Jack had told them on their first night here that they would be playing the Clock Island game. If only. The kids in those books always got their wishes granted by the end. Except…not always, now that she thought of it. Often the kids wanted one thing and got something else, something better, by the end. Something they didn’t even know they wanted. In the first book, The House on Clock Island, Astrid and her brother, Max, wanted their dad to move back home. In the end, that wasn’t the wish that he granted.

Instead, Astrid and her brother went to live with their dad again in the city where he’d found work. By coming to Clock Island, they learned to face their fears. And once they’d found their courage, they were brave enough to finally tell their mother they would be willing to give up their friends and their school and their home by the ocean if it meant they could all be together again.

Of course the Mastermind had a secret going-away gift for them. As they were pulling away in the moving van after selling their house, Astrid opened an envelope that had just arrived for her to find a note inside and a key. The letter told her it was the Mastermind who had bought their little blue house by the ocean, and it would be waiting for Astrid when she was all grown up and ready to come home again.

It was a bittersweet ending but one full of hope and promise. Ironically, it wasn’t Astrid’s gift for solving riddles that helped her wish come true, but her courage and her honesty. Very sweet. Very touching. But it didn’t help Lucy. Or did it?

What did the kids in the books have to do to get their wishes?

First, they had to make a wish. Then they had to get to Clock Island. After that, they answered riddles or played strange games. Then they had to face their fears. Was she afraid of anything? Anything other than failure?

Lucy took a deep breath of ocean air and started down the lighthouse ladder. She found the path again and started to make a circuit around the island. She walked past the picnic tables again, then reached the Tide Pool at Two.

She stood on the gray stones, worn smooth by the endless comings and goings of the water, and looked deep into the glassy water, hoping to see something in there. Fish or algae or starfish or sea urchins…but she saw nothing. The ocean kept its secrets.

Secrets. Secrets. A fish with a secret. What could that possibly mean?

As Lucy walked along the beach toward Puffin Rock at Three O’Clock, she re-read her list.

A crying wolf

An assortment of octopi

A humble actor

A jar of nine-legged spiders

A fish with a secret

A loaf of cat

A doll condo

A shelf on an elf

A slice of Pi

A wheelbarrow for a fairy garden

A solid-black checkerboard

The bang from a drum

The wind under a kite

A shadow’s shadow

An origami salami

A chicken-fried Kentuckian

A ray of darkness

She wanted to scream but didn’t. Jack’s riddles were always obvious once you knew the answer. Hindsight was twenty-twenty. He did say that to them, right? So that had to mean something, didn’t it?

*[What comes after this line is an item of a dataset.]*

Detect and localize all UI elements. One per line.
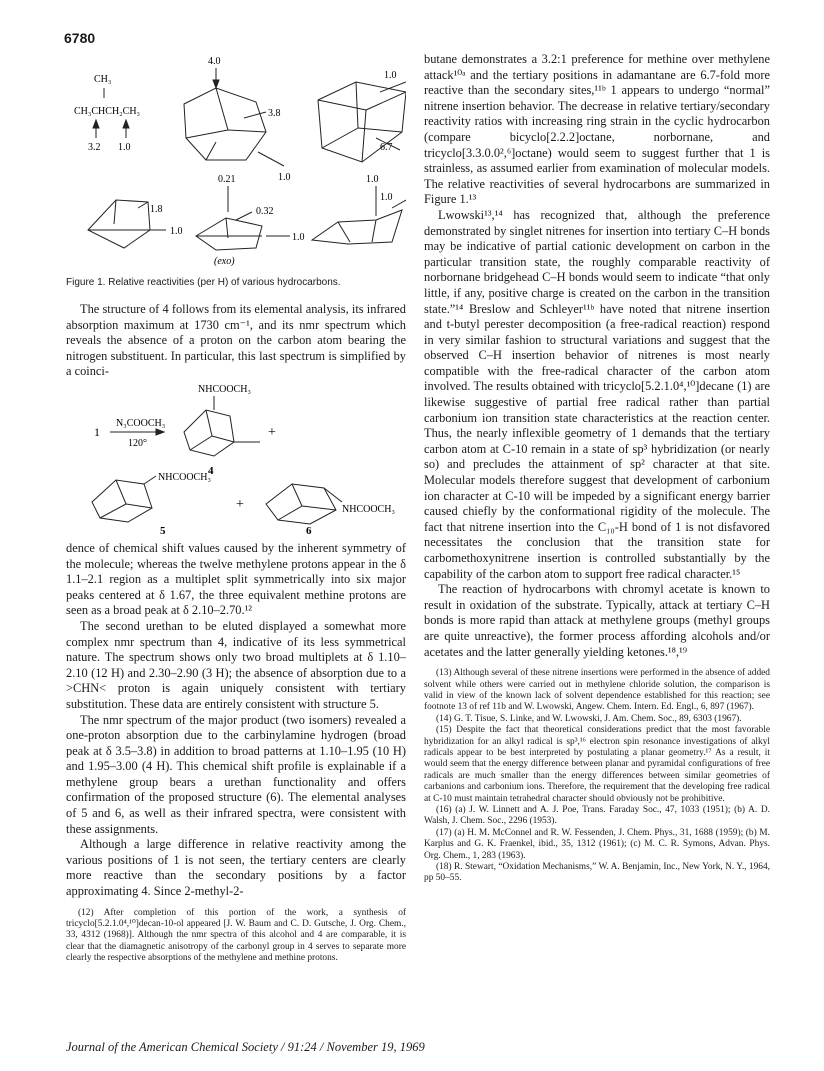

She pulled a pen from her coat pocket, counted with her finger, and read out every twentieth letter. M…A…She counted them all several times, including the numbers and then excluding the numbers. Nothing.

What else had Jack said?

Life can only be understood backwards, but it must be lived forwards. A quote by Kierkegaard, the philosopher.

Understood backward?

All right, she tried reading the clues backward.

A crying wolf became flow gniyrc A.

That wasn’t it either.

Jack had also said that all writers knew that you couldn’t understand the beginning until you’ve read the end.

So she read the clues backward to front.

Darkness of ray a Kentuckian…

That wasn’t it.

She was about to give up when she decided to look at the last letter of each phrase. With her pen, she circled all the final letters, and instantly, she knew she was onto something.

A crying wolf—F

An assortment of octopi—I

A humble actor—R

A jar of nine-legged spiders—S

A fish with a secret—T

FIRST

Heart racing, blood pounding, Lucy circled all the last letters until she had the answer.